Local tobacco shops targets of drug raid
Two local tobacco shops were raided Tuesday by Champaign police as part of a statewide campaign against illegal synthetic drugs.
More than $55,000 worth of synthetic drugs were taken from these two shops. In addition to the local shops, Bloomington-Normal businesses were also raided that day — more than 6,000 packages of products with a street value of approximately $110,000 were confiscated from Bloomington-Normal and Champaign.
The businesses affected in Champaign were Global Tobacco and Smoke Shack.
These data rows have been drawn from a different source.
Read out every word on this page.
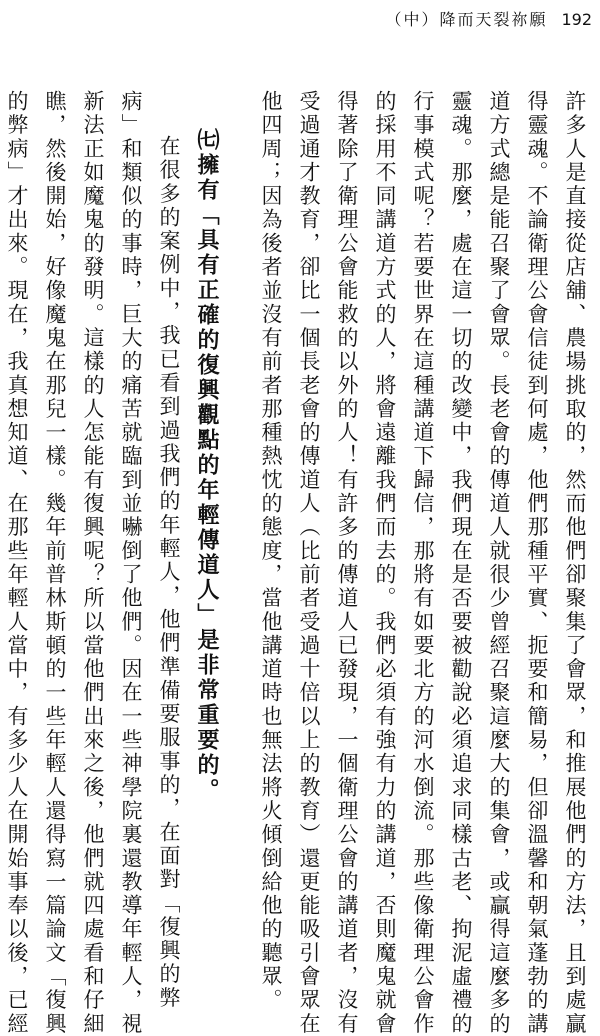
（中）降而天裂祢願 192
許多人是直接從店舖、農場挑取的，然而他們卻聚集了會眾，和推展他們的方法，且到處贏
得靈魂。不論衛理公會信徒到何處，他們那種平實、扼要和簡易，但卻溫馨和朝氣蓬勃的講
道方式總是能召聚了會眾。長老會的傳道人就很少曾經召聚這麼大的集會，或贏得這麼多的
靈魂。那麼，處在這一切的改變中，我們現在是否要被勸說必須追求同樣古老、拘泥虛禮的
行事模式呢？若要世界在這種講道下歸信，那將有如要北方的河水倒流。那些像衛理公會作
的採用不同講道方式的人，將會遠離我們而去的。我們必須有強有力的講道，否則魔鬼就會
得著除了衛理公會能救的以外的人！有許多的傳道人已發現，一個衛理公會的講道者，沒有
受過通才教育，卻比一個長老會的傳道人（比前者受過十倍以上的教育）還更能吸引會眾在
他四周；因為後者並沒有前者那種熱忱的態度，當他講道時也無法將火傾倒給他的聽眾。
㈦擁有「具有正確的復興觀點的年輕傳道人」是非常重要的。
在很多的案例中，我已看到過我們的年輕人，他們準備要服事的，在面對「復興的弊
病」和類似的事時，巨大的痛苦就臨到並嚇倒了他們。因在一些神學院裏還教導年輕人，視
新法正如魔鬼的發明。這樣的人怎能有復興呢？所以當他們出來之後，他們就四處看和仔細
瞧，然後開始，好像魔鬼在那兒一樣。幾年前普林斯頓的一些年輕人還得寫一篇論文「復興
的弊病」才出來。現在，我真想知道、在那些年輕人當中，有多少人在開始事奉以後，已經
A total of 873 packs of synthetic material were taken from Global Tobacco, with a street value of about $13,000, and 1,811 packs were taken from Smoke Shack, with a street value of about $44,000.
These raids were all part of “Operation Smoked Out,” a project from the Attorney General’s office aimed at removing these synthetic drugs from Illinois stores. Ingredients found in the drugs were made illegal in January.
As a complement to that law, Attorney General Lisa Madigan is also proposing legislation that would define synthetic drugs and ban their use as well as increase the penalties for selling them.
After holding an emergency summit on synthetic drugs in November, Madigan has turned to store sweeps this year. Since then, law enforcement agencies in Illinois have prioritized searches and raids in order to eliminate the mass distribution and consumption of the drugs.
“Bloomington, Normal and Champaign have significant numbers of college students who have been enticed to purchase and use these illegal and dangerous products,” Madigan said in the press release. “Retailers in these college towns should be aware that law enforcement will soon be walking through their front door to ensure that these dangerous, illegal drugs are not for sale.”
Synthetic drugs tend to contain chemical compounds that mimic effects similar as those created from taking cocaine or methamphetamine. According to a press release, poison control centers nationwide received almost 3,000 calls related to synthetic marijuana use in 2010; that number jumped to nearly 7,000 calls last year.
In the press release, Champaign police Chief Anthony Cobb said he was thankful for the support from other law enforcement agencies in combating the drug.
“With these businesses sitting in the heart of our campus community, keeping our teens and students safe is a priority for our department,” Cobb said in the statement.
Steve Mag, manager of Global Tobacco, said the raid caught him off guard. He said shortly after opening the store on Tuesday, police arrived and quickly took off with the confiscated material.
“They just came over and took the stuff,” Mag said. “They told me ‘the products are not illegal, but you cannot sell them anymore.’”
Managerial staff at Smoke Shack were unavailable for comment at the time of press.